Back in Auckland we got there just in time to catch happy hour at our hostel and then get on the hostel tour bus to go to the rugby. Auckland Blues were playing at home to the Brumbies from Canberra and I was interested to see what the rugby experience was like. My highlights of the night consisted of A)
the royal navy helicopter that landed on the pitch at the start of the game to deliver the match ball - I think there needs to be a war or somet as I think they're really struggling for things to do, B)
sexy cheerleaders - woohoo, C)
match food including pie and a battered hot dog on a stick, D)
discovering the beer belt which was a great invention, a belt with 4 loops on it to but beers into E)
when there was an injury they'd play all manner of cheesy, irrelevant music including Inner Circles 'Girl I'm gunna make you sweat' and Peter Andres 'Mysterious Girl'. I couldn't actually tell you what the score was but think the Blues lost. So that was my first and very possibly last rugby game.
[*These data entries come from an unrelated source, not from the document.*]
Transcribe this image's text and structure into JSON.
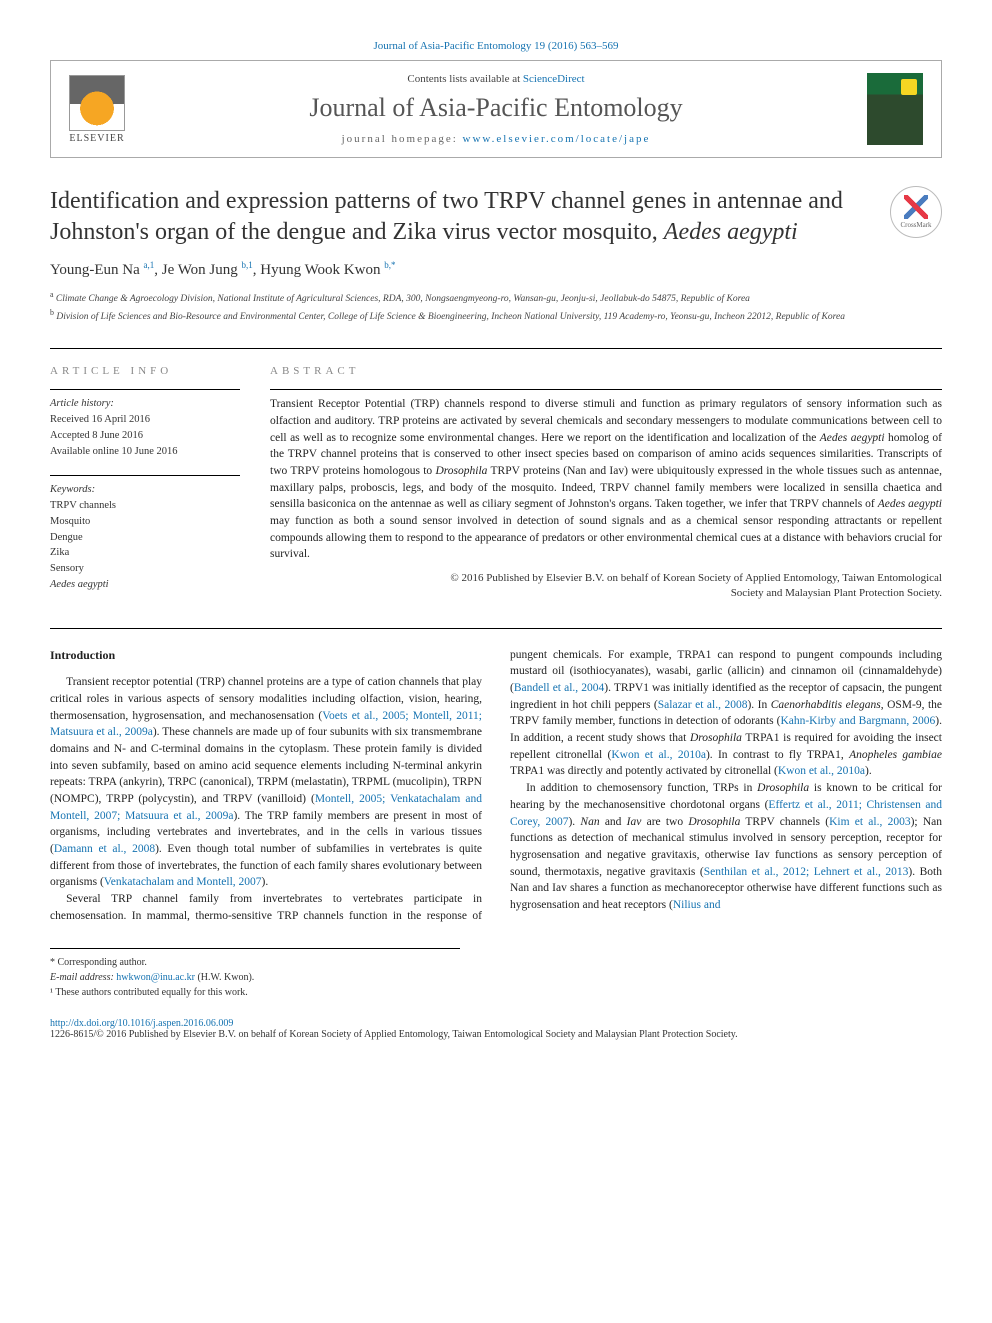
{
  "top_link": "Journal of Asia-Pacific Entomology 19 (2016) 563–569",
  "header": {
    "contents_prefix": "Contents lists available at ",
    "contents_link": "ScienceDirect",
    "journal_name": "Journal of Asia-Pacific Entomology",
    "homepage_prefix": "journal homepage: ",
    "homepage_url": "www.elsevier.com/locate/jape",
    "elsevier": "ELSEVIER"
  },
  "crossmark": "CrossMark",
  "title": "Identification and expression patterns of two TRPV channel genes in antennae and Johnston's organ of the dengue and Zika virus vector mosquito, ",
  "title_italic": "Aedes aegypti",
  "authors": [
    {
      "name": "Young-Eun Na ",
      "sup": "a,1"
    },
    {
      "name": ", Je Won Jung ",
      "sup": "b,1"
    },
    {
      "name": ", Hyung Wook Kwon ",
      "sup": "b,*"
    }
  ],
  "affiliations": [
    {
      "sup": "a",
      "text": " Climate Change & Agroecology Division, National Institute of Agricultural Sciences, RDA, 300, Nongsaengmyeong-ro, Wansan-gu, Jeonju-si, Jeollabuk-do 54875, Republic of Korea"
    },
    {
      "sup": "b",
      "text": " Division of Life Sciences and Bio-Resource and Environmental Center, College of Life Science & Bioengineering, Incheon National University, 119 Academy-ro, Yeonsu-gu, Incheon 22012, Republic of Korea"
    }
  ],
  "info": {
    "label": "article info",
    "history_label": "Article history:",
    "history": [
      "Received 16 April 2016",
      "Accepted 8 June 2016",
      "Available online 10 June 2016"
    ],
    "keywords_label": "Keywords:",
    "keywords": [
      {
        "text": "TRPV channels",
        "italic": false
      },
      {
        "text": "Mosquito",
        "italic": false
      },
      {
        "text": "Dengue",
        "italic": false
      },
      {
        "text": "Zika",
        "italic": false
      },
      {
        "text": "Sensory",
        "italic": false
      },
      {
        "text": "Aedes aegypti",
        "italic": true
      }
    ]
  },
  "abstract": {
    "label": "abstract",
    "text_parts": [
      {
        "t": "Transient Receptor Potential (TRP) channels respond to diverse stimuli and function as primary regulators of sensory information such as olfaction and auditory. TRP proteins are activated by several chemicals and secondary messengers to modulate communications between cell to cell as well as to recognize some environmental changes. Here we report on the identification and localization of the "
      },
      {
        "t": "Aedes aegypti",
        "italic": true
      },
      {
        "t": " homolog of the TRPV channel proteins that is conserved to other insect species based on comparison of amino acids sequences similarities. Transcripts of two TRPV proteins homologous to "
      },
      {
        "t": "Drosophila",
        "italic": true
      },
      {
        "t": " TRPV proteins (Nan and Iav) were ubiquitously expressed in the whole tissues such as antennae, maxillary palps, proboscis, legs, and body of the mosquito. Indeed, TRPV channel family members were localized in sensilla chaetica and sensilla basiconica on the antennae as well as ciliary segment of Johnston's organs. Taken together, we infer that TRPV channels of "
      },
      {
        "t": "Aedes aegypti",
        "italic": true
      },
      {
        "t": " may function as both a sound sensor involved in detection of sound signals and as a chemical sensor responding attractants or repellent compounds allowing them to respond to the appearance of predators or other environmental chemical cues at a distance with behaviors crucial for survival."
      }
    ],
    "copyright1": "© 2016 Published by Elsevier B.V. on behalf of Korean Society of Applied Entomology, Taiwan Entomological",
    "copyright2": "Society and Malaysian Plant Protection Society."
  },
  "body": {
    "intro_heading": "Introduction",
    "p1_parts": [
      {
        "t": "Transient receptor potential (TRP) channel proteins are a type of cation channels that play critical roles in various aspects of sensory modalities including olfaction, vision, hearing, thermosensation, hygrosensation, and mechanosensation ("
      },
      {
        "t": "Voets et al., 2005; Montell, 2011; Matsuura et al., 2009a",
        "link": true
      },
      {
        "t": "). These channels are made up of four subunits with six transmembrane domains and N- and C-terminal domains in the cytoplasm. These protein family is divided into seven subfamily, based on amino acid sequence elements including N-terminal ankyrin repeats: TRPA (ankyrin), TRPC (canonical), TRPM (melastatin), TRPML (mucolipin), TRPN (NOMPC), TRPP (polycystin), and TRPV (vanilloid) ("
      },
      {
        "t": "Montell, 2005; Venkatachalam and Montell, 2007; Matsuura et al., 2009a",
        "link": true
      },
      {
        "t": "). The TRP family members are present in most of organisms, including vertebrates and invertebrates, and in the cells in various tissues ("
      },
      {
        "t": "Damann et al., 2008",
        "link": true
      },
      {
        "t": "). Even though total number of subfamilies in vertebrates is quite different from those of invertebrates, the function of each family shares evolutionary between organisms ("
      },
      {
        "t": "Venkatachalam and Montell, 2007",
        "link": true
      },
      {
        "t": ")."
      }
    ],
    "p2_parts": [
      {
        "t": "Several TRP channel family from invertebrates to vertebrates participate in chemosensation. In mammal, thermo-sensitive TRP channels function in the response of pungent chemicals. For example, TRPA1 can respond to pungent compounds including mustard oil (isothiocyanates), wasabi, garlic (allicin) and cinnamon oil (cinnamaldehyde) ("
      },
      {
        "t": "Bandell et al., 2004",
        "link": true
      },
      {
        "t": "). TRPV1 was initially identified as the receptor of capsacin, the pungent ingredient in hot chili peppers ("
      },
      {
        "t": "Salazar et al., 2008",
        "link": true
      },
      {
        "t": "). In "
      },
      {
        "t": "Caenorhabditis elegans",
        "italic": true
      },
      {
        "t": ", OSM-9, the TRPV family member, functions in detection of odorants ("
      },
      {
        "t": "Kahn-Kirby and Bargmann, 2006",
        "link": true
      },
      {
        "t": "). In addition, a recent study shows that "
      },
      {
        "t": "Drosophila",
        "italic": true
      },
      {
        "t": " TRPA1 is required for avoiding the insect repellent citronellal ("
      },
      {
        "t": "Kwon et al., 2010a",
        "link": true
      },
      {
        "t": "). In contrast to fly TRPA1, "
      },
      {
        "t": "Anopheles gambiae",
        "italic": true
      },
      {
        "t": " TRPA1 was directly and potently activated by citronellal ("
      },
      {
        "t": "Kwon et al., 2010a",
        "link": true
      },
      {
        "t": ")."
      }
    ],
    "p3_parts": [
      {
        "t": "In addition to chemosensory function, TRPs in "
      },
      {
        "t": "Drosophila",
        "italic": true
      },
      {
        "t": " is known to be critical for hearing by the mechanosensitive chordotonal organs ("
      },
      {
        "t": "Effertz et al., 2011; Christensen and Corey, 2007",
        "link": true
      },
      {
        "t": "). "
      },
      {
        "t": "Nan",
        "italic": true
      },
      {
        "t": " and "
      },
      {
        "t": "Iav",
        "italic": true
      },
      {
        "t": " are two "
      },
      {
        "t": "Drosophila",
        "italic": true
      },
      {
        "t": " TRPV channels ("
      },
      {
        "t": "Kim et al., 2003",
        "link": true
      },
      {
        "t": "); Nan functions as detection of mechanical stimulus involved in sensory perception, receptor for hygrosensation and negative gravitaxis, otherwise Iav functions as sensory perception of sound, thermotaxis, negative gravitaxis ("
      },
      {
        "t": "Senthilan et al., 2012; Lehnert et al., 2013",
        "link": true
      },
      {
        "t": "). Both Nan and Iav shares a function as mechanoreceptor otherwise have different functions such as hygrosensation and heat receptors ("
      },
      {
        "t": "Nilius and",
        "link": true
      }
    ]
  },
  "footnotes": {
    "corr": "* Corresponding author.",
    "email_label": "E-mail address: ",
    "email": "hwkwon@inu.ac.kr",
    "email_suffix": " (H.W. Kwon).",
    "equal": "¹ These authors contributed equally for this work."
  },
  "footer": {
    "doi": "http://dx.doi.org/10.1016/j.aspen.2016.06.009",
    "issn": "1226-8615/© 2016 Published by Elsevier B.V. on behalf of Korean Society of Applied Entomology, Taiwan Entomological Society and Malaysian Plant Protection Society."
  },
  "colors": {
    "link": "#1673b1",
    "text": "#222222",
    "muted": "#888888",
    "border": "#000000"
  }
}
And that was it for New Zealand. After a bit of a worryingly boring start the place turned out great. The scenery is fantastic (did I mention the lakes?), I've had some of the best experiences of my life (best was skydiving, but bungy, river boarding, glacier hiking and kayaking Abel tasman were all great) and the people are all cool, I didn't meet a single idiot in 4 weeks. And the other great thing about New Zealand, and Australia for that matter, is the populations are low and restricted so this means the roads are a joy to drive on. In four and a half months I've been in one traffic jam and that was rush hour in Sydney. If you're going to New Zealand I'd highly recommend it but make sure you get a car or campervan, you'll not regret the extra cost.